I actually wouldn't even mind staying alive and being a screen addict for the rest of my life if I enjoyed it, but my mind is just not there. It has completely degenerated from all this isolation, screen time, no sleep and constant 24/7 anxiety. The best way that I can describe it is that it feels like information/experiences are coming in and out of my brain, but nothing gets saved/comprehended or integrated into my identity, almost like the brain is on a pause.

I've felt my brain hitting the play button a few times in my life after I did a detox, but everything that I've been putting in the back of my mind comes rushing in like a wild fire. It's extremely overwhelming and scary and it honestly feels like a mental break in a way. I would rather not go through that and be in a hospital for my entire life which I suspect that I will have to go through.

I don't know about the singularity man... Shits scary. I wonder what humanity will become.
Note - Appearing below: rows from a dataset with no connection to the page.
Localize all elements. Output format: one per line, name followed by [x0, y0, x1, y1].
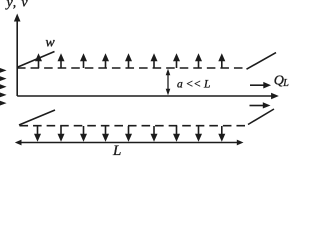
- down arrow 3: [80, 126, 87, 142]
- L dimension right arrowhead: [237, 140, 244, 146]
- bottom-right slash: [248, 109, 274, 125]
- down arrow 4: [102, 126, 109, 142]
- label L: [112, 143, 121, 159]
- svg-text:a << L: a << L: [177, 79, 210, 91]
- up arrow 4: [102, 53, 109, 68]
- bottom distributed load arrows (downward): [34, 126, 225, 142]
- a dimension double arrow: [166, 69, 171, 96]
- top distributed load arrows (upward): [35, 53, 225, 68]
- left arrowhead 3: [0, 84, 7, 89]
- y-axis line: [16, 21, 18, 96]
- down arrow 8: [195, 126, 202, 142]
- top-left diagonal w line: [17, 52, 55, 68]
- down arrow 9: [218, 126, 225, 142]
- left arrowhead 1: [0, 68, 7, 73]
- label Q_L: [274, 74, 289, 90]
- svg-text:L: L: [282, 78, 289, 89]
- down arrow 5: [125, 126, 132, 142]
- left arrowhead 5: [0, 101, 7, 106]
- L dimension line: [20, 142, 238, 144]
- down arrow 1: [34, 126, 41, 142]
- up arrow 5: [125, 53, 132, 68]
- up arrow 3: [80, 53, 87, 68]
- Q_L top arrow: [250, 82, 271, 89]
- svg-text:L: L: [112, 143, 121, 158]
- bottom-left diagonal: [19, 110, 55, 125]
- label y,v: [5, 0, 29, 11]
- svg-text:w: w: [45, 35, 55, 50]
- x-axis arrowhead: [271, 93, 279, 99]
- y-axis arrowhead: [14, 14, 21, 22]
- down arrow 2: [58, 126, 65, 142]
- label a << L: [177, 79, 210, 91]
- Q_L lower arrow: [250, 102, 271, 108]
- L dimension left arrowhead: [15, 140, 22, 146]
- svg-text:y, v: y, v: [5, 0, 29, 11]
- up arrow 8: [195, 53, 202, 68]
- down arrow 7: [173, 126, 180, 142]
- up arrow 9: [218, 53, 225, 68]
- x-axis line: [17, 95, 273, 97]
- down arrow 6: [151, 126, 158, 142]
- top-right slash: [247, 53, 277, 70]
- up arrow 6: [151, 53, 158, 68]
- left arrowhead 2: [0, 76, 7, 81]
- up arrow 7: [173, 53, 180, 68]
- top dashed line: [17, 67, 243, 69]
- left edge arrowheads (5): [0, 68, 7, 106]
- up arrow 1: [35, 53, 42, 68]
- bottom dashed line: [20, 125, 246, 127]
- left arrowhead 4: [0, 93, 7, 98]
- up arrow 2: [58, 53, 65, 68]
- label w: [45, 35, 55, 50]
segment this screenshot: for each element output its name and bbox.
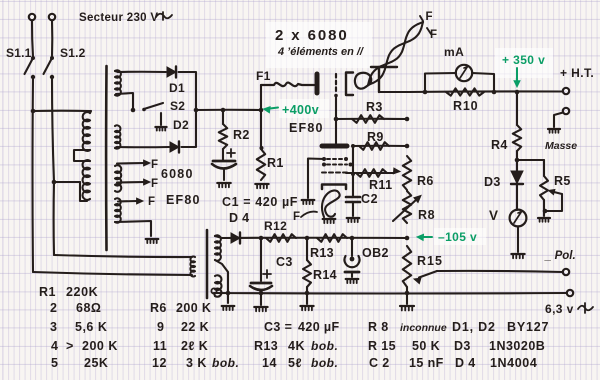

I always had this little theory that whenever we will get close to AGI, the hidden advanced civilizations will show themselves and stop us, because now we aren't just threatening the destruction of our planet, but the entire universe. For those of you who will stay, this will be one of the most weird next few years that humanity has ever gone through. Feels like we will either create heaven on earth or complete hell. It will blow all Sci fi stories out of the water.